Atletico’s new era brings familiar failings as Simeone doubts return
In a mirror image of their efforts in La Liga, Atletico delivered in the Champions League when written off and crumbled when there was even a hint of expectation.
They knocked out Liverpool at Anfield when nobody gave them a chance but when good form and a kind draw offered them a clear route to the final, they wilted, a 2-1 defeat sending Leipzig into the semis.
In La Liga, with the top two out of sight and their place in the top four in doubt, Atletico motored through the last five weeks unbeaten to clinch third.
But when held up as title challengers at the start of the season, after spending around 250 million euros and humiliating Real Madrid 7-3 in July, they floundered, winning six of their first 16 matches to sit seventh.
For a long time, Atletico have revelled in their underdog status, pitching themselves as the outsiders gatecrashing Europe’s wealthy elite.
In a pitch on Wednesday to English fans on social media about the merits of supporting the club, the first reason given read: “Competing against the La Liga and European giants isn’t easy. But through our values of hard work, effort, passion and teamwork, we’ve managed to close the gap.”
Financially, there is no doubt they come a distant third in Spain. They posted revenue figures of 384 million euros for last season, around half the 757 million of Real Madrid and 852 million of Barcelona.
In Deloitte’s ‘Football Money League’ published in January, which ranks Europe’s richest clubs, Atletico sat 13th for the second year running.
Simeone has become a victim of his own excellence, the failure to replicate the incredible 2014 title triumph or two stirring runs to the Champions League final taken as evidence of decline.
But what are Atletico now? There should have been no inferiority complex against Leipzig, who were playing in Germany’s fourth tier when Simeone took charge and third when Atletico were crowned Spanish champions.
They should have got closer to Real Madrid and Barcelona too, in a season when both were flawed, presenting a golden opportunity for an outsider to sneak in.
In that context, high expectations might not have been welcomed by Simeone but they were justified, and Atletico never got close to meeting them.
Questions about Simeone’s future have become the reflex action for disappointment, his defensive style of play celebrated when it succeeds and chastised when it fails.
– ‘Transition season‘ –
The contrast between the black shirts of Atleti, camped deep in their own half, against the white of Leipzig, quick, slick and full of attacking verve, was certainly stark.
It was tempting even to wonder if Julian Nagelsmann, Europe’s most exciting up-and-coming coach, was consigning the tactical methods of Simeone to the past.
Yet the time for a painful separation is surely not now, after three months of encouragement that, with a much shorter summer pause, could well extend into 2020/21.
Simeone has defended his team’s inconsistency by calling this a “transition season”, insisting the players signed last year, including the 126-million-euro Joao Felix, would always need time to bed in.
There were departures to get over too – Diego Godin, Antoine Griezmann and Rodri among them – personality gaps that would be missed but over time could be refilled.

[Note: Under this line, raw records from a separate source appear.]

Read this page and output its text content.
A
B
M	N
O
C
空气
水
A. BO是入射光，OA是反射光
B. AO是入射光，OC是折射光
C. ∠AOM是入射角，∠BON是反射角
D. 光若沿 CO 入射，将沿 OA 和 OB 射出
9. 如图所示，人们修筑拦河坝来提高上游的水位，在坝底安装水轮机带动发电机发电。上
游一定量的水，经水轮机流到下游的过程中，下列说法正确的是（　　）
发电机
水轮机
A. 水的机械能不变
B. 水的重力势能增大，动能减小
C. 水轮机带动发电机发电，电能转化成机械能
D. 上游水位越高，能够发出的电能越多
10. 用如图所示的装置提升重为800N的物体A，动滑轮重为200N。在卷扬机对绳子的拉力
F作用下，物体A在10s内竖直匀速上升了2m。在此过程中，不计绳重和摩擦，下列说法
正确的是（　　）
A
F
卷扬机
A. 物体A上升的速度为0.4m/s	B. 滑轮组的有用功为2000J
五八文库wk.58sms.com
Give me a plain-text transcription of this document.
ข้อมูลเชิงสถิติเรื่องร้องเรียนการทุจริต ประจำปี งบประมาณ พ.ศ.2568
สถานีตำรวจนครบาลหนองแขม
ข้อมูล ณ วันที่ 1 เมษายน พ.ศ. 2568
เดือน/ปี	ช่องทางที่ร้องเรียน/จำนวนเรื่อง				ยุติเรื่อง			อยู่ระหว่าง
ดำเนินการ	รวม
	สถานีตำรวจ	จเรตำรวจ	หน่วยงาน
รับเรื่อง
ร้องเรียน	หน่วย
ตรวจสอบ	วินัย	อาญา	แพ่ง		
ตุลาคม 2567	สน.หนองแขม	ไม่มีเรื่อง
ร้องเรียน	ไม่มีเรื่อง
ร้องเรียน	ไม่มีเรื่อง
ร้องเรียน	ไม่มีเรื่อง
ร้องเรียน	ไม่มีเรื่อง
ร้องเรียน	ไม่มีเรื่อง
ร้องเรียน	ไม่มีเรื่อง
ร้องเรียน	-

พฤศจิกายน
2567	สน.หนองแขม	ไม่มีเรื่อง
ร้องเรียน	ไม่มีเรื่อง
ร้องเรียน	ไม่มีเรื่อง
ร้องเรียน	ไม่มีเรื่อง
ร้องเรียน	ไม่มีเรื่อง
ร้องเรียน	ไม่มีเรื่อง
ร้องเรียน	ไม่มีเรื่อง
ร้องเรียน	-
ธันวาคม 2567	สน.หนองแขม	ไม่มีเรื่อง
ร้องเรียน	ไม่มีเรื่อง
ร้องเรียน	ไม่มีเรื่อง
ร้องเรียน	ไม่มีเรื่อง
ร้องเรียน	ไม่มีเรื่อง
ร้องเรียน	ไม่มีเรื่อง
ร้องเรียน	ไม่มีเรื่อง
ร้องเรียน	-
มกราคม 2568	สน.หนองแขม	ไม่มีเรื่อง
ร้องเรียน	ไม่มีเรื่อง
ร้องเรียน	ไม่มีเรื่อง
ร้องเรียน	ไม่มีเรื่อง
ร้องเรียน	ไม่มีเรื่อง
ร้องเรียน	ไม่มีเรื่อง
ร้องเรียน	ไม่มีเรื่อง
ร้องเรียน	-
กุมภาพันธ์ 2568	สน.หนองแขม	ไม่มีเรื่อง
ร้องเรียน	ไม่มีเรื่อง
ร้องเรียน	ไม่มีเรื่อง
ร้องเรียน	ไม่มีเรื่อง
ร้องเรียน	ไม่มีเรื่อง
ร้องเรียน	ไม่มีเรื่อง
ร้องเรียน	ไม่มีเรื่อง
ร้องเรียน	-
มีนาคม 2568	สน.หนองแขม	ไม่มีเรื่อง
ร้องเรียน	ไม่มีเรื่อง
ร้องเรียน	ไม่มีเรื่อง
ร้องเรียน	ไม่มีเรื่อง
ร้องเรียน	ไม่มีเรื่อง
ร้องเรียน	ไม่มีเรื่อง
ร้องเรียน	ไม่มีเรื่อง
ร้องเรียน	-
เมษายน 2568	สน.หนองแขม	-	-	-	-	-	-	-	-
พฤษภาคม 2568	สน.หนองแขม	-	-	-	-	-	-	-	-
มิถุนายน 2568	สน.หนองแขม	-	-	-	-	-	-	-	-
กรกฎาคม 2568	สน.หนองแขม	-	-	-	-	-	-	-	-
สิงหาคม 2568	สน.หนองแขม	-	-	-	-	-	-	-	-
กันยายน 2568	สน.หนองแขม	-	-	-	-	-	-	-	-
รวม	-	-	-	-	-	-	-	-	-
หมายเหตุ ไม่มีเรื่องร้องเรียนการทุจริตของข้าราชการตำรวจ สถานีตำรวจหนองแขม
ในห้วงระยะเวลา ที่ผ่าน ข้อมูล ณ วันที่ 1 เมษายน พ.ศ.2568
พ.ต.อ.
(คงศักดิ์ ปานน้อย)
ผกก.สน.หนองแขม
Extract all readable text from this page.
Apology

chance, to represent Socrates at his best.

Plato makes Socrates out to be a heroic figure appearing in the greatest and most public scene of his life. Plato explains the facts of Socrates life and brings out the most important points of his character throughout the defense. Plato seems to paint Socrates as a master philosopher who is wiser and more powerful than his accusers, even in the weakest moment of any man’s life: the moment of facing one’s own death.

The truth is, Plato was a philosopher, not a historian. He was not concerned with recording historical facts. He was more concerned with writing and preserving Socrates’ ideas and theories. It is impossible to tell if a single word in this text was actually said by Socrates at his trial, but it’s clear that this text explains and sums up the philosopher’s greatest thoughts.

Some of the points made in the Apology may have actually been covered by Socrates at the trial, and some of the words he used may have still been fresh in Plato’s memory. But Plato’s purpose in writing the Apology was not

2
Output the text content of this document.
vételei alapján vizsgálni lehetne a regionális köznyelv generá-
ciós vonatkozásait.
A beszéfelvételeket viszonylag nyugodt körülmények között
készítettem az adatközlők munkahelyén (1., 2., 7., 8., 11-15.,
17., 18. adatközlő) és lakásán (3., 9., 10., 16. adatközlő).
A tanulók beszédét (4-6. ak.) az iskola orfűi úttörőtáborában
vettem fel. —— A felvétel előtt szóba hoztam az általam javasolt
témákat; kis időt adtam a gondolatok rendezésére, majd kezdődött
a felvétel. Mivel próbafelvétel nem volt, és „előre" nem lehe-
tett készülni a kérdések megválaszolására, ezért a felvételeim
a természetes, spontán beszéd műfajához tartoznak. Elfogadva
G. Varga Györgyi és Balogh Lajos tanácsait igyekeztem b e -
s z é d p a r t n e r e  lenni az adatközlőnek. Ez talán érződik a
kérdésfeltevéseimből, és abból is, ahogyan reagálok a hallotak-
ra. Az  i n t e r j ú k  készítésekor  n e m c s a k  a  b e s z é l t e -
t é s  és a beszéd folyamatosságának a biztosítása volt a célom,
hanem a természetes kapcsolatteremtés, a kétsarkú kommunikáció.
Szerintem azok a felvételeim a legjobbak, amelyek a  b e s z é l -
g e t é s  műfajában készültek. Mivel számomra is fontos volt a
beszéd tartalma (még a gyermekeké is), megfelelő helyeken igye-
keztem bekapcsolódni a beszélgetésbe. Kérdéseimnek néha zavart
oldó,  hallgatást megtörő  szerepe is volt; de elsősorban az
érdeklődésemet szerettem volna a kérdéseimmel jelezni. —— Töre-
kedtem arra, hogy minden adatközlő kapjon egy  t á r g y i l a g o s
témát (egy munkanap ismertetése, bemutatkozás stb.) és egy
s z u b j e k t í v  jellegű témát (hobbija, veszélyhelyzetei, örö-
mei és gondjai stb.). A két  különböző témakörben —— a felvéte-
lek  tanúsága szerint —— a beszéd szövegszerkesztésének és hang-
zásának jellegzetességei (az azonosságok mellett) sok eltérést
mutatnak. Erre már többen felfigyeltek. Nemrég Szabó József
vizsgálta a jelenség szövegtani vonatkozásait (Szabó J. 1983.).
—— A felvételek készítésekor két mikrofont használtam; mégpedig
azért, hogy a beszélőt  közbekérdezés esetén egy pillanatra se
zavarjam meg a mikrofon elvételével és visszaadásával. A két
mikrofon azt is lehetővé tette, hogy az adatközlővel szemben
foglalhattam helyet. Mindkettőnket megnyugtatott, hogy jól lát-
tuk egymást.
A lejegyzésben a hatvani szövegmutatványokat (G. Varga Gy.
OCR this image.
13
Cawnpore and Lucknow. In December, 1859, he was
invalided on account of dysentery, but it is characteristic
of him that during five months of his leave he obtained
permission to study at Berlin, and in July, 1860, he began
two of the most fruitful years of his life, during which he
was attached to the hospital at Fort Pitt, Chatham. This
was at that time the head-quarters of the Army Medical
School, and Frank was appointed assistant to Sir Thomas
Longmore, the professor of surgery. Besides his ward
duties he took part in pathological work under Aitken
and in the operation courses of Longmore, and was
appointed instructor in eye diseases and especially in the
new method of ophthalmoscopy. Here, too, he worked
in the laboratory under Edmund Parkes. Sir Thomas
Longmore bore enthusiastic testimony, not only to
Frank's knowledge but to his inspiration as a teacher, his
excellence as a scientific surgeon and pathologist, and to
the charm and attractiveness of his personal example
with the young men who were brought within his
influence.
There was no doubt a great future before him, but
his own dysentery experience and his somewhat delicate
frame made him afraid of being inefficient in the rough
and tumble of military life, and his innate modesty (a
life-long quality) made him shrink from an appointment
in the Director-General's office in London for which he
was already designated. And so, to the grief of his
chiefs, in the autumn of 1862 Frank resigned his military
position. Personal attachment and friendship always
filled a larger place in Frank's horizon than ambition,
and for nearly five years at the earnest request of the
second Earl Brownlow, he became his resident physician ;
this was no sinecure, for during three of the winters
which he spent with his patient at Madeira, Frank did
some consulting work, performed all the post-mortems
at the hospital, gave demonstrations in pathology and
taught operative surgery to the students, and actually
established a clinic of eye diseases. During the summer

For that process to complete, interest in the likes of Jan Oblak, Thomas Partey, Jose Gimenez and Saul Niguez this summer will have to be rebuffed.
And the evolution that many feel is needed could come through a new assistant coach in Nelson Vivas, who will bring fresh ideas after he replaces Mono Burgos, Simeone’s long-time number two.
Atletico have stagnated but as football is forced by the pandemic to stand still, they have a team that can grow.
In normal circumstances, Barcelona and Real Madrid would react to respective disappointments with aggression in the market but both are expected to start in September with much the same squad that finished in August.
Atletico, and Simeone, need to take advantage.